THE WIDE WIDE SEA: IMPERIAL

AMBITION, FIRST CONTACT AND THE FATEFUL FINAL VOYAGE OF CAPTAIN JAMES COOK

By Hampton Sides | Review by Carol Strametz
The Book Club’ s October read was Hampton Sides’ s The Wide Wide Sea, a very readable and deeply researched account of the last voyage of Captain James Cook, one of history’ s most iconic and controversial explorers. This book of narrative nonfiction is not a biography of Cook but rather a comprehensive account of his third and final voyage( 1776 – 1779) from England through the South Pacific to Alaska’ s frozen coastline in a search for the Northwest Passage, and finally back to Hawaii where Cook met his final fate.

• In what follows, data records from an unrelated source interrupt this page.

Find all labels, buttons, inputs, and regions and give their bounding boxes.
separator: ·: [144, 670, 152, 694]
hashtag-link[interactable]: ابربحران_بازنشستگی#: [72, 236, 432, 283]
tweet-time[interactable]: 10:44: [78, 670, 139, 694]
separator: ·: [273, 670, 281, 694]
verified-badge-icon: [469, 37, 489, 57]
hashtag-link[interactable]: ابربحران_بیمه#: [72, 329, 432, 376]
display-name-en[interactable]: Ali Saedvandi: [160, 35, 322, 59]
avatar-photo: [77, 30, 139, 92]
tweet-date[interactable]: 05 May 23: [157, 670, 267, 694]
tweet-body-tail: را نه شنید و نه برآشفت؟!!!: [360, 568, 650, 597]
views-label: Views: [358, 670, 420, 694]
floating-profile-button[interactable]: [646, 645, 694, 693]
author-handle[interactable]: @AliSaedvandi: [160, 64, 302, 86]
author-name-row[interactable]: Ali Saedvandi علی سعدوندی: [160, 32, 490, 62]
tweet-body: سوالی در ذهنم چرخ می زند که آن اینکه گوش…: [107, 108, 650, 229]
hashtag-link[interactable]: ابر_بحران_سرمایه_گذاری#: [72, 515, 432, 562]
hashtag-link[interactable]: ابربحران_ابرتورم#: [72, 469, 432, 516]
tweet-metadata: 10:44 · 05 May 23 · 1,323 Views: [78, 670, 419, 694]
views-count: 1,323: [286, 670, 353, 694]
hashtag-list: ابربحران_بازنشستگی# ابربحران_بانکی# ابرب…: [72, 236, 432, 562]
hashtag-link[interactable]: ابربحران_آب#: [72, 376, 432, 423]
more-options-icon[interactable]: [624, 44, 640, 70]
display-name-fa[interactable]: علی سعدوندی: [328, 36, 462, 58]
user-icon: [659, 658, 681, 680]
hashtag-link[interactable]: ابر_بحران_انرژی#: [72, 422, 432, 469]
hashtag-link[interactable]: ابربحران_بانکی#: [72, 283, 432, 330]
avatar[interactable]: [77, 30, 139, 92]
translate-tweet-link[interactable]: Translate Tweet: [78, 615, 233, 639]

Sides relied on Cook’ s journals, as well as crew notebooks and later historical sources, but this is an almost insurmountable amount of material, and Sides was gratefully helped by present-day scholars and historians affiliated with the Captain Cook Society. Sides aimed to write a history, examining not just the perils and colonial wins but also the fraught relationships between the explorers and the indigenous people they encountered, with a more morally balanced understanding of exploration in the Age of Enlightenment than the ubiquitous derring-do accounts of naval history.
Cook, with 180 people aboard two ships— Discovery and Resolution— embarked on this final voyage on July 12, 1776, from Plymouth. On board, in addition to the crew and the many plants and farm animals marked to colonize foreign places, was a Tahitian man, Mai, who had managed to board one of Cook’ s ships on a previous voyage with the goal of getting to England to obtain weapons to kill his enemies back home. Mai is a case study for the promises and betrayals of early colonial contact. The English treated him well but viewed him as a curiosity and ultimately changed him in painful ways. While chauffeuring Mai back home, Cook retraced parts of his previous voyage and was confronted with the fact that his discoveries of indigenous groups were not universally positive. His sailors had introduced sexually transmitted diseases to the island populations, and the once-welcoming people had become ruthless bargainers.
Sides’ s portrayal of Cook neither lionizes nor vilifies him, but shows him as a brilliant but troubled human figure. Cook was disciplined, methodical, and astonishingly and extraordinarily skilled at navigation and map making. In contrast to his earlier voyages, where he showed great resilience, he became increasingly stubborn and irrational under pressure, and even indiscriminately brutal. The reader sees his compassion and respect for indigenous people but also how his entitlement and psychological instability influenced his judgement and led to his death, which is one of the most famous events in maritime history.
The Wide Wide Sea is a good read about exploration, misunderstanding, ambition, and the way cultures collide in a moment of history that helped shape the modern world.